Pulitzer Prize-winning novelist Louise Erdrich (“The Night Watchman,” 2021) returns with a story close to her heart, “The Mighty Red.” Set in the author’s native North Dakota, the title refers to the river that serves as a metaphor for life in the Red River Valley. It also carries a secret central to the story’s plot.
The slow reveal of that secret propels a good chunk of the novel, which tells the story of Kismet Poe, a teen girl caught in the middle of a love triangle featuring one of the town’s richest residents (he stands to inherit two lucrative sugar beet farms) and a homeschooled romantic who works at his mom’s bookstore. By page 15, 18-year-old Gary Geist proposes to Kismet, who then tells her mother, “It could be, I think, that I love him.” Pages later we meet Hugo, who Kismet considers less mature, but who built his own computer and has a plan to make lots of money in the oil fields, buy a car and win Kismet’s eternal affection.

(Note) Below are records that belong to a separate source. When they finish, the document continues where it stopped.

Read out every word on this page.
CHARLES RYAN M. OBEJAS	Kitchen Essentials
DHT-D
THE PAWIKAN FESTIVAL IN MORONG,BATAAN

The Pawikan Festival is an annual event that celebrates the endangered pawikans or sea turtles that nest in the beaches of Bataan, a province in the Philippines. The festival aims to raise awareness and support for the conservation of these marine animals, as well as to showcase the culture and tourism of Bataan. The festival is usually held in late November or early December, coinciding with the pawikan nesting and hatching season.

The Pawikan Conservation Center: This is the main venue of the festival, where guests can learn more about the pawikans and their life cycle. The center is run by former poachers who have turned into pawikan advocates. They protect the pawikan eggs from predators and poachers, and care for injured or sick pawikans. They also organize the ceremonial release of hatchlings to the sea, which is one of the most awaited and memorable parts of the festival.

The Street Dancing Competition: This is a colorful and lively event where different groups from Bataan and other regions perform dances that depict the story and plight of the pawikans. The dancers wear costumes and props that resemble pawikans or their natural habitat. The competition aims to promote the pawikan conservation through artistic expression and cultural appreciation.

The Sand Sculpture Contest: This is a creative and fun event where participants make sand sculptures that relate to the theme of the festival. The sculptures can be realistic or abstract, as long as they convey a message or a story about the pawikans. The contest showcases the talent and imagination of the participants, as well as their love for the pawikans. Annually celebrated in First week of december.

Erdrich’s prose is lovely as she describes scenes like this one, while Kismet and Gary’s friend Eric watch birds feeding on the prairie: “They outflew their shadows, veered so close and at such a rate of speed it seemed at every second they would collide, but only their shadows merged and came apart. Their intricate blur of flight rose to a frenzied joy so dark and dazzling that Kismet was lost in emotion.” Part of the story’s emotion comes from the contrast Erdrich establishes between a community that is econ.